Bei den Fine Food Days lädt er seine Gäste Ende August zu einem kölschen Menü ins Stadion nach Müngersdorf ein.
Maximilian Lorenz: Da war ich gerade mal elf Jahre alt. Meine Eltern hatten ihre Unternehmen, für die sie sechs Tage in der Woche voll im Einsatz waren. An fünf Tagen hatten wir eine Haushaltshilfe, die auch für mich gekocht hat. Am sechsten Tag konnte ich mich entscheiden, Reste zu essen oder mir selbst etwas zuzubereiten. Mein erstes Rezept habe ich beim „Tigerentenclub“ im Fernsehen für mich entdeckt - eine Wurst im Schlafrock. Ich bin direkt nach der Sendung mit dem Rad zum Supermarkt gefahren und habe mir die Zutaten besorgt. So habe ich die Lust am Kochen für mich entdeckt und bin später selbst Koch geworden. Für mich ist das auch nach 22 Jahren noch der schönste Beruf der Welt.
Gab es damals schon Vorbilder?
Lorenz: Meine Eltern haben meine Leidenschaft fürs Kochen bemerkt und ihre Kontakte zum Schloss Lerbach und zu Dieter Müller genutzt, um mir als Kind ein besonderes Geschenk zu machen. Ich durfte dort einen Tag in der Küche hospitieren. Danach habe ich noch häufig in den Schulferien ausgeholfen. In dieser Drei-Sterne-Küche habe ich gelernt, dass Disziplin und Passion einem Konsens bilden können und dass immer das gesamte Team für den Erfolg entscheidend ist und jeder vom Spüler bis zum Küchenchef seinen Beitrag dazu leistet. Insofern waren Dieter Müller und Nils Henkel wichtige Vorbilder für mich.

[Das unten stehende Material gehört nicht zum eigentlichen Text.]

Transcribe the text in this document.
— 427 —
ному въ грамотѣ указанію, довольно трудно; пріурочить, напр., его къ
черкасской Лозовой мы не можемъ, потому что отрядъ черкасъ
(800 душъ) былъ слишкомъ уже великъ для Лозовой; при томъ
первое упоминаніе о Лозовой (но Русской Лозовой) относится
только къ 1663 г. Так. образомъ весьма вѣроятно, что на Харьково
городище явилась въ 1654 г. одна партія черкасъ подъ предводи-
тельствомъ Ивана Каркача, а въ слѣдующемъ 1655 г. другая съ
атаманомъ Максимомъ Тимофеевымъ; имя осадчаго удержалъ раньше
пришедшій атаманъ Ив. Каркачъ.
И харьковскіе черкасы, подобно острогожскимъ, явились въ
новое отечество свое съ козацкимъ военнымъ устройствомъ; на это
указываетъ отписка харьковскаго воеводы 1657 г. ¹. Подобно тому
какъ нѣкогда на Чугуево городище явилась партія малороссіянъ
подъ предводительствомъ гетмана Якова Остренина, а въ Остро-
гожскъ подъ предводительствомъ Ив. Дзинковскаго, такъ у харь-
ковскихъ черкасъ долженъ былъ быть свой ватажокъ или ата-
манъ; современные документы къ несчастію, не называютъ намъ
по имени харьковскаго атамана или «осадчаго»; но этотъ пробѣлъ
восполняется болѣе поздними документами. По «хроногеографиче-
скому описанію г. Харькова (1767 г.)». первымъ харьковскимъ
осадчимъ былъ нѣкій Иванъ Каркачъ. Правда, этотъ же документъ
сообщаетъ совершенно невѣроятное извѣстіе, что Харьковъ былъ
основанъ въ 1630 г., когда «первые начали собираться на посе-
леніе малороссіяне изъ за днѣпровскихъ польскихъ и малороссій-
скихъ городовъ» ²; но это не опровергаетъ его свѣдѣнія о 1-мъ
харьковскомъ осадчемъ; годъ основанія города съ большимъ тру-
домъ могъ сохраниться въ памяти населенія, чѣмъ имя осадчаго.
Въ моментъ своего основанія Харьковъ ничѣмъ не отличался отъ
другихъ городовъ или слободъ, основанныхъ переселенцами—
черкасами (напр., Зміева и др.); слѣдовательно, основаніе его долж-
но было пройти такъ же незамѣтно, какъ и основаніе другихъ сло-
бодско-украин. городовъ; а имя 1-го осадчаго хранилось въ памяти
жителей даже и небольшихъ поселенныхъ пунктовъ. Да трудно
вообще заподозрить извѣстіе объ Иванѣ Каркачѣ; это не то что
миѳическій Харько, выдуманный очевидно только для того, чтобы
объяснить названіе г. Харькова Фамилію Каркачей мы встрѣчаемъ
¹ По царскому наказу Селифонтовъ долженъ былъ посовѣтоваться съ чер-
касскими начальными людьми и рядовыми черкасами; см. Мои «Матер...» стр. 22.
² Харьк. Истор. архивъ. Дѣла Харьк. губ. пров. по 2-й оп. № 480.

Dann kam die Ausbildung und mit 21 Jahren das erste eigene Restaurant.
Lorenz: Meine Ausbildung als Koch habe ich mit 16 Jahren beim Hotel-Restaurant „Zur Post“ in Odenthal begonnen, wo ich dann mit 19 Jahren stellvertretender Küchenchef wurde. Mit 21 konnte ich in Köln die Räumlichkeiten des „L’escalier“ an der Brüsseler Straße übernehmen. Ich bin bei null gestartet und habe mir eine kleine, junge Mannschaft zusammengestellt. Mit diesem Team, das weitestgehend keine Erfahrung in der Sternegastronomie hatte, habe ich mir mit 25 Jahren meinen ersten Stern erarbeitet. Damals war ich der jüngste Sternekoch in Deutschland. 2018 kam dann die Eröffnung am heutigen Standort. Dort konnte ich meine Arbeit als Koch mit meiner großen Leidenschaft für Wein optimal verbinden. Neben dem Restaurant, das meinen Namen trägt, gibt es gleich nebenan das „weinlokal heinzherrmann“, benannt nach meinen beiden Großvätern Heinz und Herrmann und die ML Straßenküche. Schräg gegenüber haben wir noch unseren Weinladen und direkt daneben unser Kochatelier, in dem wir Kochkurse anbieten können, wo aber auch kleine Veranstaltungen in privater Atmosphäre möglich sind. Es gibt eine zentrale Küche, die alle Lokale versorgt. Hier im Restaurant gibt es neue deutsche Küche, im Weinlokal wird mediterrane Küche angeboten und in der Straßenküche asiatische Gerichte, die man mittags vor Ort genießen oder auch ins Büro mitnehmen kann. Zuvor gab es in diesen Räumen unser Pig Bull BBQ.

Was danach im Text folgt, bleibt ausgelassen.